Della's House of Style
by Rochelle Alers, Donna Hill,
Felicia Mason & Francis Ray
(St. Martin’s, $6.50, PG-13) ISBN 0-312-97497-3
Now my advice for those who die
Declare the pennies on your eyes
'Cause I'm the taxman, yeah I’m the taxman
-The Beatles-

Rosie's Curl and Weave has had a makeover of its own. It's now Della’s House of Style. The fashionable, upscale Harlem salon is under new ownership. The Della’s House of Style anthology features four romances about four buttoned-up professionals who need to let their hair down a bit.

Della Frazier, who bears an uncanny resemblance to Diahann Carroll, is the salon’s new owner. Della was introduced last year in stories by Felicia Mason and Donna Hill as the no-nonsense manager of Rosie’s. (Della is the focus of the lead story and, as any good businesswoman, appears from time to time in the other stories in this collection.) She has added “Della's Place,” a trendy café and nightclub next to the salon.

It is “Della's Place” that lands her on the wrong end of a run-in with the Internal Revenue Service in Donna Hill’s “It Could Happen to You.” Prior to the grand opening of her new venture, Della learns that she owes the IRS $75,000. To make matters worse, relentless Matt “Take No Prisoners” Hawkins is assigned to her case.

Matt must have been off the day the memo about the kinder, gentler IRS was circulated. ”It was probably too late for him. He’d let his job consume him. He seemed to take out his loneliness and frustrations on anyone who walked through the doors of his office.” His professional overzealousness has already cost him his marriage and his daughter’s regard. The studly bureaucrat has already audited Della’s, er, assets and likes what how things add up. But his job could sabotage their relationship. “It Could Happen to You” is classic Donna Hill with music and the sights and sounds of New York providing a backdrop.

“A Matter of Trust” by Francis Ray is the story of theater producer Sebastian Stone and actress-cum-stylist Hope Lassiter. Hope is a widow with an adorable young son who is interested in reading for a part in Sebastian Stone’s upcoming Broadway play. Fate plays a role in their meeting when Sebastian’s regular stylist is unable to service him and recommends her. Sebastian takes one look at Hope -- with her spiked do with purple tips for a play she’s doing -- and bolts from the salon, but not before telling her she wouldn’t be right for the part. Undeterred, Hope wows everyone at the audition and Sebastian finds himself having to beg her to take the role. A catty actress adds drama. Other wonderful secondary characters add humor and support. Attorney Shelton Jackson, from “The Awakening,” makes an all too brief appearance in “A Matter of Trust.” I hope we will get his story soon.

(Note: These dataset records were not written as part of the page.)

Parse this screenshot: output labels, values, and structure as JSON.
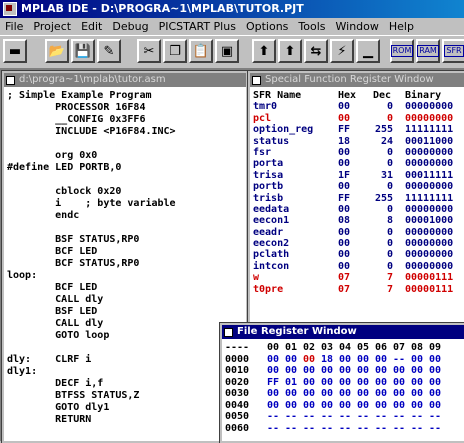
{
  "app": {
    "title": "MPLAB IDE - D:\\PROGRA~1\\MPLAB\\TUTOR.PJT"
  },
  "menu": [
    "File",
    "Project",
    "Edit",
    "Debug",
    "PICSTART Plus",
    "Options",
    "Tools",
    "Window",
    "Help"
  ],
  "toolbar": {
    "buttons": [
      {
        "name": "toggle-window-icon",
        "glyph": "▬"
      },
      {
        "name": "open-icon",
        "glyph": "📂"
      },
      {
        "name": "save-icon",
        "glyph": "💾"
      },
      {
        "name": "wand-icon",
        "glyph": "✎"
      },
      {
        "name": "cut-icon",
        "glyph": "✂"
      },
      {
        "name": "copy-icon",
        "glyph": "❐"
      },
      {
        "name": "paste-icon",
        "glyph": "📋"
      },
      {
        "name": "print-icon",
        "glyph": "▣"
      },
      {
        "name": "run-icon",
        "glyph": "⬆"
      },
      {
        "name": "halt-icon",
        "glyph": "⬆"
      },
      {
        "name": "step-icon",
        "glyph": "⇆"
      },
      {
        "name": "animate-icon",
        "glyph": "⚡"
      },
      {
        "name": "reset-icon",
        "glyph": "▁"
      }
    ],
    "text_buttons": [
      "ROM",
      "RAM",
      "SFR"
    ]
  },
  "source_window": {
    "title": "d:\\progra~1\\mplab\\tutor.asm",
    "lines": [
      "; Simple Example Program",
      "        PROCESSOR 16F84",
      "        __CONFIG 0x3FF6",
      "        INCLUDE <P16F84.INC>",
      "",
      "        org 0x0",
      "#define LED PORTB,0",
      "",
      "        cblock 0x20",
      "        i    ; byte variable",
      "        endc",
      "",
      "        BSF STATUS,RP0",
      "        BCF LED",
      "        BCF STATUS,RP0",
      "loop:",
      "        BCF LED",
      "        CALL dly",
      "        BSF LED",
      "        CALL dly",
      "        GOTO loop",
      "",
      "dly:    CLRF i",
      "dly1:",
      "        DECF i,f",
      "        BTFSS STATUS,Z",
      "        GOTO dly1",
      "        RETURN"
    ]
  },
  "sfr_window": {
    "title": "Special Function Register Window",
    "headers": [
      "SFR Name",
      "Hex",
      "Dec",
      "Binary"
    ],
    "rows": [
      {
        "name": "tmr0",
        "hex": "00",
        "dec": "0",
        "bin": "00000000",
        "changed": false
      },
      {
        "name": "pcl",
        "hex": "00",
        "dec": "0",
        "bin": "00000000",
        "changed": true
      },
      {
        "name": "option_reg",
        "hex": "FF",
        "dec": "255",
        "bin": "11111111",
        "changed": false
      },
      {
        "name": "status",
        "hex": "18",
        "dec": "24",
        "bin": "00011000",
        "changed": false
      },
      {
        "name": "fsr",
        "hex": "00",
        "dec": "0",
        "bin": "00000000",
        "changed": false
      },
      {
        "name": "porta",
        "hex": "00",
        "dec": "0",
        "bin": "00000000",
        "changed": false
      },
      {
        "name": "trisa",
        "hex": "1F",
        "dec": "31",
        "bin": "00011111",
        "changed": false
      },
      {
        "name": "portb",
        "hex": "00",
        "dec": "0",
        "bin": "00000000",
        "changed": false
      },
      {
        "name": "trisb",
        "hex": "FF",
        "dec": "255",
        "bin": "11111111",
        "changed": false
      },
      {
        "name": "eedata",
        "hex": "00",
        "dec": "0",
        "bin": "00000000",
        "changed": false
      },
      {
        "name": "eecon1",
        "hex": "08",
        "dec": "8",
        "bin": "00001000",
        "changed": false
      },
      {
        "name": "eeadr",
        "hex": "00",
        "dec": "0",
        "bin": "00000000",
        "changed": false
      },
      {
        "name": "eecon2",
        "hex": "00",
        "dec": "0",
        "bin": "00000000",
        "changed": false
      },
      {
        "name": "pclath",
        "hex": "00",
        "dec": "0",
        "bin": "00000000",
        "changed": false
      },
      {
        "name": "intcon",
        "hex": "00",
        "dec": "0",
        "bin": "00000000",
        "changed": false
      },
      {
        "name": "w",
        "hex": "07",
        "dec": "7",
        "bin": "00000111",
        "changed": true
      },
      {
        "name": "t0pre",
        "hex": "07",
        "dec": "7",
        "bin": "00000111",
        "changed": true
      }
    ]
  },
  "file_register_window": {
    "title": "File Register Window",
    "header_addr": "----",
    "columns": [
      "00",
      "01",
      "02",
      "03",
      "04",
      "05",
      "06",
      "07",
      "08",
      "09"
    ],
    "rows": [
      {
        "addr": "0000",
        "cells": [
          [
            "00",
            "b"
          ],
          [
            "00",
            "b"
          ],
          [
            "00",
            "r"
          ],
          [
            "18",
            "b"
          ],
          [
            "00",
            "b"
          ],
          [
            "00",
            "b"
          ],
          [
            "00",
            "b"
          ],
          [
            "--",
            "b"
          ],
          [
            "00",
            "b"
          ],
          [
            "00",
            "b"
          ]
        ]
      },
      {
        "addr": "0010",
        "cells": [
          [
            "00",
            "b"
          ],
          [
            "00",
            "b"
          ],
          [
            "00",
            "b"
          ],
          [
            "00",
            "b"
          ],
          [
            "00",
            "b"
          ],
          [
            "00",
            "b"
          ],
          [
            "00",
            "b"
          ],
          [
            "00",
            "b"
          ],
          [
            "00",
            "b"
          ],
          [
            "00",
            "b"
          ]
        ]
      },
      {
        "addr": "0020",
        "cells": [
          [
            "FF",
            "b"
          ],
          [
            "01",
            "b"
          ],
          [
            "00",
            "b"
          ],
          [
            "00",
            "b"
          ],
          [
            "00",
            "b"
          ],
          [
            "00",
            "b"
          ],
          [
            "00",
            "b"
          ],
          [
            "00",
            "b"
          ],
          [
            "00",
            "b"
          ],
          [
            "00",
            "b"
          ]
        ]
      },
      {
        "addr": "0030",
        "cells": [
          [
            "00",
            "b"
          ],
          [
            "00",
            "b"
          ],
          [
            "00",
            "b"
          ],
          [
            "00",
            "b"
          ],
          [
            "00",
            "b"
          ],
          [
            "00",
            "b"
          ],
          [
            "00",
            "b"
          ],
          [
            "00",
            "b"
          ],
          [
            "00",
            "b"
          ],
          [
            "00",
            "b"
          ]
        ]
      },
      {
        "addr": "0040",
        "cells": [
          [
            "00",
            "b"
          ],
          [
            "00",
            "b"
          ],
          [
            "00",
            "b"
          ],
          [
            "00",
            "b"
          ],
          [
            "00",
            "b"
          ],
          [
            "00",
            "b"
          ],
          [
            "00",
            "b"
          ],
          [
            "00",
            "b"
          ],
          [
            "00",
            "b"
          ],
          [
            "00",
            "b"
          ]
        ]
      },
      {
        "addr": "0050",
        "cells": [
          [
            "--",
            "b"
          ],
          [
            "--",
            "b"
          ],
          [
            "--",
            "b"
          ],
          [
            "--",
            "b"
          ],
          [
            "--",
            "b"
          ],
          [
            "--",
            "b"
          ],
          [
            "--",
            "b"
          ],
          [
            "--",
            "b"
          ],
          [
            "--",
            "b"
          ],
          [
            "--",
            "b"
          ]
        ]
      },
      {
        "addr": "0060",
        "cells": [
          [
            "--",
            "b"
          ],
          [
            "--",
            "b"
          ],
          [
            "--",
            "b"
          ],
          [
            "--",
            "b"
          ],
          [
            "--",
            "b"
          ],
          [
            "--",
            "b"
          ],
          [
            "--",
            "b"
          ],
          [
            "--",
            "b"
          ],
          [
            "--",
            "b"
          ],
          [
            "--",
            "b"
          ]
        ]
      }
    ]
  }
}
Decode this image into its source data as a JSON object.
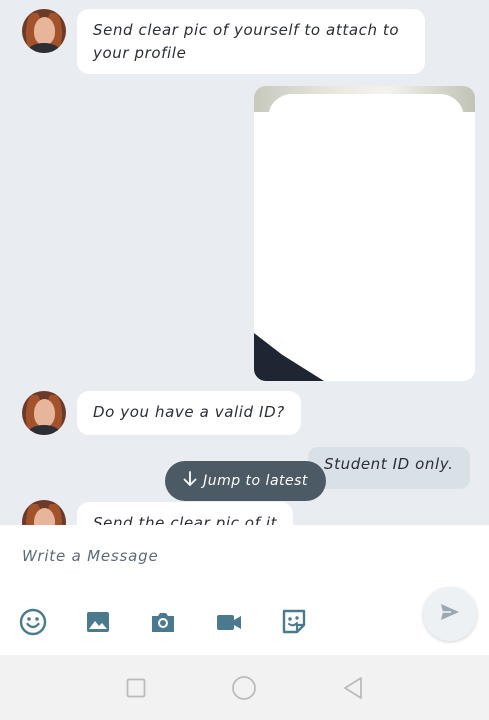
{
  "messages": [
    {
      "from": "them",
      "text": "Send clear pic of yourself to attach to your profile"
    },
    {
      "from": "me",
      "type": "image"
    },
    {
      "from": "them",
      "text": "Do you have a valid ID?"
    },
    {
      "from": "me",
      "text": "Student ID only."
    },
    {
      "from": "them",
      "text": "Send the clear pic of it"
    }
  ],
  "jump": {
    "label": "Jump to latest"
  },
  "composer": {
    "placeholder": "Write a Message"
  },
  "toolbar": {
    "icons": [
      "emoji-icon",
      "gallery-icon",
      "camera-icon",
      "video-icon",
      "sticker-icon"
    ],
    "send_icon": "send-icon"
  },
  "nav": {
    "icons": [
      "recents-icon",
      "home-icon",
      "back-icon"
    ]
  },
  "colors": {
    "accent": "#4b7a8f",
    "bubble_out": "#d9e0e6",
    "bubble_in": "#ffffff",
    "chat_bg": "#e9ecf0"
  }
}
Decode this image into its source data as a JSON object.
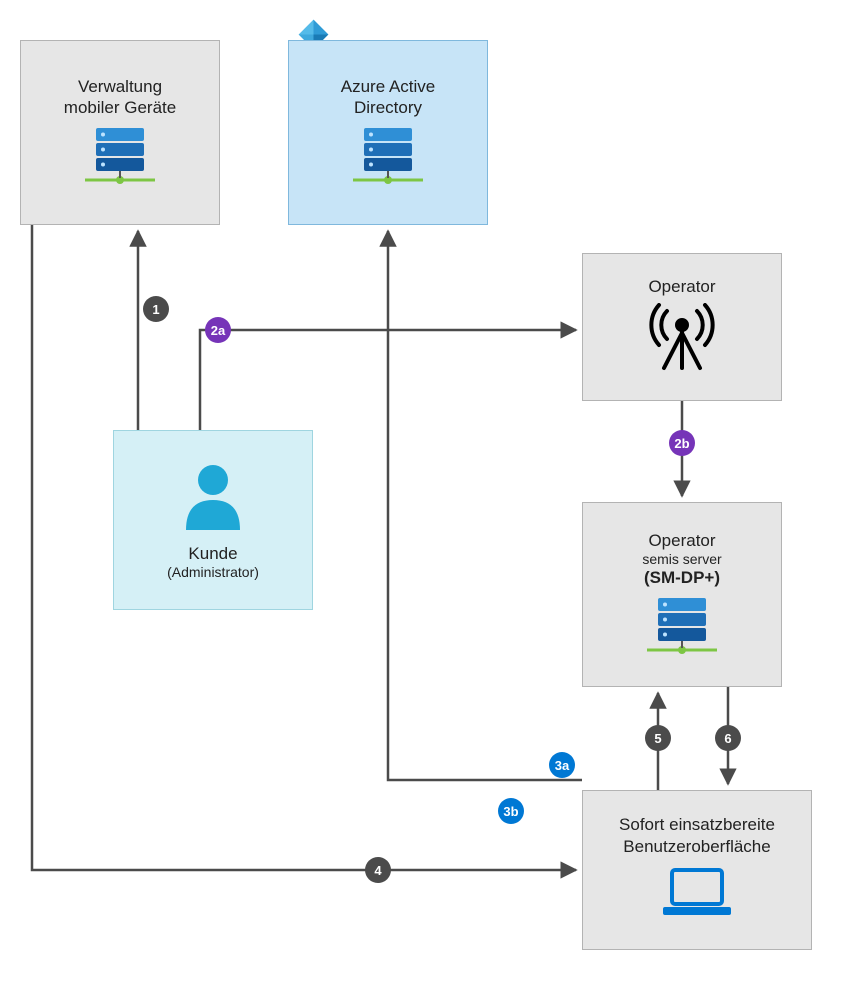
{
  "nodes": {
    "mdm": {
      "title": "Verwaltung",
      "subtitle": "mobiler Geräte"
    },
    "aad": {
      "title": "Azure Active",
      "subtitle": "Directory"
    },
    "operator": {
      "title": "Operator"
    },
    "server": {
      "title": "Operator",
      "sub1": "semis server",
      "sub2": "(SM-DP+)"
    },
    "oobe": {
      "line1": "Sofort einsatzbereite",
      "line2": "Benutzeroberfläche"
    },
    "kunde": {
      "title": "Kunde",
      "subtitle": "(Administrator)"
    }
  },
  "steps": {
    "s1": "1",
    "s2a": "2a",
    "s2b": "2b",
    "s3a": "3a",
    "s3b": "3b",
    "s4": "4",
    "s5": "5",
    "s6": "6"
  },
  "colors": {
    "badge_dark": "#4b4b4b",
    "badge_purple": "#7634b8",
    "badge_blue": "#0078d4",
    "aad_bg": "#c7e4f7",
    "kunde_bg": "#d5f0f6",
    "node_bg": "#e6e6e6"
  }
}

Puerto Rican and African-American cultures and class issues blend in Rochelle Alers’ “Sweet Surrender.” Cameron King is a stuffy financial services executive who brings his niece to Della’s for a complete makeover for her high school prom. Nail technician Maria Ynez Parker and Cameron briefly disagree over what would be proper for a teenager. By the end of the visit, Cameron was impressed with Maria and her work. A big tip and flowers were followed by a social invitation. But Maria hesitates because she has not been involved in a relationship since her husband’s death seven years earlier. She is afraid to love and lose again.

Rochelle Alers has created a sparkling romance with all the elements I enjoy in her stories. Her secondary characters, particularly Maria’s large, close-knit family, subtle humor and glimpses of Harlem and East Harlem drew me into “Sweet Surrender.”

“Truly, Honestly” by Felicia Mason is a blue-collar/white-romance with an interesting twist. Daryl Desmond moonlights as a DJ at Della’s Place. He is attracted to Sheila Landon, an erstwhile party girl and a regular at the club. After several weeks of a developing mutual attraction from across the room, Sheila and Daryl take their relationship to the next level. As they date and get to know each other, the couple learns that things are not always as they seem. Felicia Mason has created an excellent big misunderstanding story with an interesting lesson about first impressions.

St. Martin’s Press has once again created a wonderful collection of African-American romances by some of my favorite writers. Each story is a solid four-heart read, I strongly recommend -- individually and collectively. Rosie’s Curl and Weave, Della’s House of Style and Island Magic have placed the publisher's anthologies on my automatic buy list. I am looking forward to Welcome to Leo’s, the December collection with stories by Brenda Jackson, Rochelle Alers, Francis Ray and Donna Hill.